24,700,000 Unemployed or Underemployed Americans: Job Losses Accelerate with 6 million unemployed over last year. Real Unemployment rate now at 15.8 Percent.
- 4 Comment
It is hard to believe what is taken as good news. 539,000 jobs were lost in April yet this was taken as a positive because it wasn’t 600,000. Forget about the fact that the revised number for March was moved upward to 699,000 from an initial 663,000. So it may be the case when the final number for April is calculated in June, we might have another 600,000 job loss month. The market is continuing on its upward surge with the S&P 500 now nearing a 40% gain in 2 months. This market volatility and surge is indicative of an unstable market. The fact of the matter is, when we total up all of the unemployed and underemployed we find that close to 24,700,000 Americans fall in this category.
Over the past 12 months the number of unemployed has risen by 6 million. Also, if you look at the above chart, the rate has shot up by 3.9% from 5% last April of 2008 to the current 8.9%. Yet that rate is for those that are unemployed. When we start looking at the broader measure of U-6 we see that 15.8% of people are unemployed or underemployed. Let us break down the numbers:
Part-time but looking for full-time: 8,900,000
Marginally Attached and Discouraged Workers: 2,100,000
This brings our total to 24,700,000. That is why when we go back to the 1982 unemployment rate of 10.8%, we are even in worse shape today because how the employment numbers are calculated. Part-time workers looking for full-time work are such a big group but are considered employed by the U-3 headline number and they should not be. I think most people would say that someone working part-time at a Wal-Mart because they are trying to make ends meet does not constitute being fully employed. This is why we are seeing deflationary pressure hitting the market.
In October of 1995 the BLS revised their way of collecting data for unemployment. So if we are at 15.8% with the U-6 data, does that make our current employment situation worse than the 1980s recession? Absolutely. Take a look at this chart I found in an old article from the 1995 BLS revision report:
In fact, looking at U-6 data back to the early 1960s which is the best I have been able to find, we are having the worst economic recession since World War II. That is why even though the headline rate of 8.9% is much lower than the 10.8% peak of 1982, our overall unemployed and underemployed is much higher at 15.8% and that is why this recession feels a lot worse. It is a lot worse it is just the method of measuring the data has changed.
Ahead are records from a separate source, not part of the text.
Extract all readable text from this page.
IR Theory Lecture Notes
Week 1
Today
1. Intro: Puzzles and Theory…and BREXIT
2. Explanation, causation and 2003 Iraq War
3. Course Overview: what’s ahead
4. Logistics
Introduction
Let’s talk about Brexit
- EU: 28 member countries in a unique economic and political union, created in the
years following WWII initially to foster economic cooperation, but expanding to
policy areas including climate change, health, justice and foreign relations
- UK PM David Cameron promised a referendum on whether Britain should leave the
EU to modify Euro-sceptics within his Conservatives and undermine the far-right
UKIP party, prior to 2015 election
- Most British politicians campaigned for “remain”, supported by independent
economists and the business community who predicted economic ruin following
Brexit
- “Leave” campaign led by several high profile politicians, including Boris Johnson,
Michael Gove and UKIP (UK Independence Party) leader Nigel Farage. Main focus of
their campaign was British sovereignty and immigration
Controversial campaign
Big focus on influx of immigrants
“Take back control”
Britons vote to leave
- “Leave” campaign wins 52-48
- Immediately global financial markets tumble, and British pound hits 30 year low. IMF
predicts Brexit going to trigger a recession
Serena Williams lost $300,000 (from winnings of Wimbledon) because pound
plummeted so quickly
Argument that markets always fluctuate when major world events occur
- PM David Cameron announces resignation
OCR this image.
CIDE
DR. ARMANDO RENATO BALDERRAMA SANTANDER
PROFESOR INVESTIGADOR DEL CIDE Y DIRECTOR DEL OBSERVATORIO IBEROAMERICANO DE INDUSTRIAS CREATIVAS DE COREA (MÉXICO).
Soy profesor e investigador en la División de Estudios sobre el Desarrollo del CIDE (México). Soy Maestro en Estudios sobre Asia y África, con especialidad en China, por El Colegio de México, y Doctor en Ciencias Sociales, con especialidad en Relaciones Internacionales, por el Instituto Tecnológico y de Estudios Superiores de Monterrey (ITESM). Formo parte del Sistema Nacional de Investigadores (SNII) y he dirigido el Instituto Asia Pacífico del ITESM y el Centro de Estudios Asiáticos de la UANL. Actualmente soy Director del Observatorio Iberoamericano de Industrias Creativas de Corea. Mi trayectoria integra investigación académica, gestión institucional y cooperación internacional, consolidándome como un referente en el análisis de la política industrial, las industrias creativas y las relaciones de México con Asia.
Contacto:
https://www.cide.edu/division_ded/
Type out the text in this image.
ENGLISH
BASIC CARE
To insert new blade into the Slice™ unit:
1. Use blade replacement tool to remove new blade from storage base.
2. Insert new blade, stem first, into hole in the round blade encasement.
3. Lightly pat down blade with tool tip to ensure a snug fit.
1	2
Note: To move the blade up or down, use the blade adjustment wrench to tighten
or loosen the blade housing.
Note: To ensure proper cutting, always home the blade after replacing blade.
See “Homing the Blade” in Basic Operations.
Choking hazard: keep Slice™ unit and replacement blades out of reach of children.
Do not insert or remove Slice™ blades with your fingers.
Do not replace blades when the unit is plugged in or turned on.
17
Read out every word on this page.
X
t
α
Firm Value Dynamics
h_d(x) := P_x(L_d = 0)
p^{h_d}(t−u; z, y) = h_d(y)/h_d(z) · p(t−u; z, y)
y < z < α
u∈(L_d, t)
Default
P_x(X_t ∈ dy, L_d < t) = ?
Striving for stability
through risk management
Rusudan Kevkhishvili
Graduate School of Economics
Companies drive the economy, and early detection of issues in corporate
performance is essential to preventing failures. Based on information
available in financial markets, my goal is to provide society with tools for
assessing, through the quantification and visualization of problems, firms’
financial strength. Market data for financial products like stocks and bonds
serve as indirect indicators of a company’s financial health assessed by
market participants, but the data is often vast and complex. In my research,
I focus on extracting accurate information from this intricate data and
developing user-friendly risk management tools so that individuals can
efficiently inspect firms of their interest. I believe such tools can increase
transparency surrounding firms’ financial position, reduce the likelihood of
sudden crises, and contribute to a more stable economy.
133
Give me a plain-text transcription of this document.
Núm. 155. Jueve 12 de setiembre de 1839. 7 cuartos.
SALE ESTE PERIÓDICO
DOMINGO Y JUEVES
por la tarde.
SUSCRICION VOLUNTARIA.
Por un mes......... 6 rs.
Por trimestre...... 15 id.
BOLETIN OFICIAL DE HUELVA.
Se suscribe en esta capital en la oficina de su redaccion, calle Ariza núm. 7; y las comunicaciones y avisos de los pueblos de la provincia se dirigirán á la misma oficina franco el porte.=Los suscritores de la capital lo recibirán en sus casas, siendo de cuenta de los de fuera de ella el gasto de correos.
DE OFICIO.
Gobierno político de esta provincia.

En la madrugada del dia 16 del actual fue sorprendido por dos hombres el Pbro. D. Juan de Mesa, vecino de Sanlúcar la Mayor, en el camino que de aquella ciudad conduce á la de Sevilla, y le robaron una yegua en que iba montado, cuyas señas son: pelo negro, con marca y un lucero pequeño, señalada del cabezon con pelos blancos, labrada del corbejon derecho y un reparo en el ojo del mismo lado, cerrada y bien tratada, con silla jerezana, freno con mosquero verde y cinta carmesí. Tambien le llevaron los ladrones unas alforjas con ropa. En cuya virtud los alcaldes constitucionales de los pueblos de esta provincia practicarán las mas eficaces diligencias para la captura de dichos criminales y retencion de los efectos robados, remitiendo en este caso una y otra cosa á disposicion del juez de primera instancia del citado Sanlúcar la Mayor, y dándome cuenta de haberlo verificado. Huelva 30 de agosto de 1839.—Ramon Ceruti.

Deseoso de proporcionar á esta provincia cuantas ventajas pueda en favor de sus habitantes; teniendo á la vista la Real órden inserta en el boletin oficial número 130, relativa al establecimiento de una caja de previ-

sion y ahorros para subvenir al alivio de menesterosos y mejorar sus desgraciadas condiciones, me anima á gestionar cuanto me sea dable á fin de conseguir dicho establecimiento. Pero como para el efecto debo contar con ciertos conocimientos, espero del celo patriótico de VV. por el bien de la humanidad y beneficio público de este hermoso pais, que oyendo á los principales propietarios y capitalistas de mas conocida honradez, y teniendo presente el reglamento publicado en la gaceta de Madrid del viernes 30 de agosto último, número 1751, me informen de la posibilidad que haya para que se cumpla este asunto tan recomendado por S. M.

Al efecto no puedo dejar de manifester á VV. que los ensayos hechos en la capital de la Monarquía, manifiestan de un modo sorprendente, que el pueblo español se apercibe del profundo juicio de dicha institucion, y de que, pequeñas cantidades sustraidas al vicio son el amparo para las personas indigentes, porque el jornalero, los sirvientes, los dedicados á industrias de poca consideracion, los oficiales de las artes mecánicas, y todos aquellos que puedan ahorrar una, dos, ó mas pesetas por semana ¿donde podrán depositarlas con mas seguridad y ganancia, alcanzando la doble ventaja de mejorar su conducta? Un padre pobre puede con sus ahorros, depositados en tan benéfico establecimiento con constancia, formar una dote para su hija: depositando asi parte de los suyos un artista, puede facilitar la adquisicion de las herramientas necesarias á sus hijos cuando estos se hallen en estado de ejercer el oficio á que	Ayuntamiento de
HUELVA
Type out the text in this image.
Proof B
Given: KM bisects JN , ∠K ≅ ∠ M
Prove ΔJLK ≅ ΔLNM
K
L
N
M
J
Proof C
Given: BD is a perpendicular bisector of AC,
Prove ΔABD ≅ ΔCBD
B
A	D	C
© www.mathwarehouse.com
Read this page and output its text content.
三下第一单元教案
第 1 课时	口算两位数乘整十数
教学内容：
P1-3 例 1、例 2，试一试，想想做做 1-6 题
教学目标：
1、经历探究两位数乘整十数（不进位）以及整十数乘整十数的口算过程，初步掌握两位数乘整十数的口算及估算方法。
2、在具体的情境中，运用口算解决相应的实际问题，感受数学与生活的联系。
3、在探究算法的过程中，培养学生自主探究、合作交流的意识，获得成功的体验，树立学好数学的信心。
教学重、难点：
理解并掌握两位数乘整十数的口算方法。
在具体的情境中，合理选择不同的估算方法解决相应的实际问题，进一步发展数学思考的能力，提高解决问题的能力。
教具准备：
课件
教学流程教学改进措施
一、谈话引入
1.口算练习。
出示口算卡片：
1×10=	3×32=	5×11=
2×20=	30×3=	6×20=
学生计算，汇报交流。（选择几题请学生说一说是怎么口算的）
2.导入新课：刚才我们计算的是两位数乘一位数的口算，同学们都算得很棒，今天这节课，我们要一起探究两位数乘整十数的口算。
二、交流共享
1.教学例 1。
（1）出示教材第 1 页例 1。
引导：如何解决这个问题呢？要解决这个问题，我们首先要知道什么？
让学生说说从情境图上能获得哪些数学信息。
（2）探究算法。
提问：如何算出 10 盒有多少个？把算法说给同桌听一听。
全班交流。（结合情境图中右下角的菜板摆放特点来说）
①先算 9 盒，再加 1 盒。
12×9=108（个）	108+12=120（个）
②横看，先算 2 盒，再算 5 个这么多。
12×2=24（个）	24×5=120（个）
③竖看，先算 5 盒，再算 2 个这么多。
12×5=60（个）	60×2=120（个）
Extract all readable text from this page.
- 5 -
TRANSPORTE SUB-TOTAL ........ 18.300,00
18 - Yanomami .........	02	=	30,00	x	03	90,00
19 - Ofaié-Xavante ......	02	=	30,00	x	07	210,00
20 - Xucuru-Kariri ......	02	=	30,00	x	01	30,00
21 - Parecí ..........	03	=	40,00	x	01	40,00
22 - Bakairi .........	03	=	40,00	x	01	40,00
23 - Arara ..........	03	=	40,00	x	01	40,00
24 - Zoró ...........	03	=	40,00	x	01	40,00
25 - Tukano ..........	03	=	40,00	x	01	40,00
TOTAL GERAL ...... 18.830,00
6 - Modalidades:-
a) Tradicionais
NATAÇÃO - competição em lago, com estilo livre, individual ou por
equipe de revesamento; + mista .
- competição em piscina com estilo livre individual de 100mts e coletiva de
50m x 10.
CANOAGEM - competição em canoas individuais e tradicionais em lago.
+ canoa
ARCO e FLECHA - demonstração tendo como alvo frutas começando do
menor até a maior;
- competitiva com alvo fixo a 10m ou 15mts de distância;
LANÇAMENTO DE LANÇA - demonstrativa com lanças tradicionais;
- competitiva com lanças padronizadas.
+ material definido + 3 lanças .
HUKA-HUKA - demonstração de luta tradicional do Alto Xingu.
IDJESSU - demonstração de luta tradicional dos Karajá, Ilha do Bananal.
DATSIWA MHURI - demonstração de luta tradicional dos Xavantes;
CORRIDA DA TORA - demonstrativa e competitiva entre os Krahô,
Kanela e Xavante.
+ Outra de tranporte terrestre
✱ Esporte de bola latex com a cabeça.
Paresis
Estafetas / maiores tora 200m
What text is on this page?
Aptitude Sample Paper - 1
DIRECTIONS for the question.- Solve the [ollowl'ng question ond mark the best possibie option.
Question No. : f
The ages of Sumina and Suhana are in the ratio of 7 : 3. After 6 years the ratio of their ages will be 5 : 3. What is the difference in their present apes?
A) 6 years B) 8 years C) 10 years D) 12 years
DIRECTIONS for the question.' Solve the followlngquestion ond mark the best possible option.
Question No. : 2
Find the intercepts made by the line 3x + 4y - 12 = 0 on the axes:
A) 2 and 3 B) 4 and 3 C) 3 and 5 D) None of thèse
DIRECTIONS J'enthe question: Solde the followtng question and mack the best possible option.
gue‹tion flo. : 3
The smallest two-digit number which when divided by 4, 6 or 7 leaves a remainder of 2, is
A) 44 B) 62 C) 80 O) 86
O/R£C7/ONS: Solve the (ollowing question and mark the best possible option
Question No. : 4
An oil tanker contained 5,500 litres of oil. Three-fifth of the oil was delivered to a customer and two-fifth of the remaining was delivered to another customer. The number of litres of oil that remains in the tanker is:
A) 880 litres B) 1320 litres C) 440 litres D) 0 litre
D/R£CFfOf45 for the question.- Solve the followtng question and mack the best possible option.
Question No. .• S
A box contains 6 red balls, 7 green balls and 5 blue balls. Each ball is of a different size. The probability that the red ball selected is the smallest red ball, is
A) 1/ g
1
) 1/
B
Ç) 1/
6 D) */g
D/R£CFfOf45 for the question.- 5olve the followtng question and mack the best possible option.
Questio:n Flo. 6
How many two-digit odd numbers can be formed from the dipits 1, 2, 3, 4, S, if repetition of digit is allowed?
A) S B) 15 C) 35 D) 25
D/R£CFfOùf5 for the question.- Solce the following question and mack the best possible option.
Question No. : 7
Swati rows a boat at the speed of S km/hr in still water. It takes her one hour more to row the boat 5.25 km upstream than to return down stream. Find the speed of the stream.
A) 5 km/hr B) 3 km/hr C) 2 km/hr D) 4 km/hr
And the rise in part-time employment is somewhat troubling because of the actions taken by the Federal Reserve and U.S. Treasury. With the recent stress tests, it is becoming abundantly clear that the U.S. Treasury is going to pump as much taxpayer money into banks no matter what the long-term consequences. Essentially, we are going to follow the Japan approach. Now Tim Geithner would like to believe that the mistake Japan did was they stopped too soon or didn’t do enough. Yet Japan has the highest percentage of national debt load of any industrial country in the world. They spent plenty. They zombified banks and injected trillions in fiscal stimulus and the market moved lower and lower for 20 years. Yet some point to the low employment rate. Well, the problem with this is nearly 1 out 3 people in Japan work as part-time workers…that is, they would be considered part of that U-6 data point which of course isn’t the headline number. How would you feel about being a part-time worker for the rest of your life?
Don’t believe this? The BLS had 5.2 million part-time workers categorized in April of 2008 as being part-time for economic reasons. Last month, that number surged to 8.9 million. A jump of 70 percent in one year. We almost doubled the amount of part-time workers in 12 months which is such an unsupportable pace and that is why the U-6 rate is now up to 15.8%.
I do agree that things slightly improved yet it is no reason to think the worst is behind us. We still have the FDIC gearing up to take over banks each and every Friday while their deposit insurance fund gets depleted. Be cautious for what is considered positive news.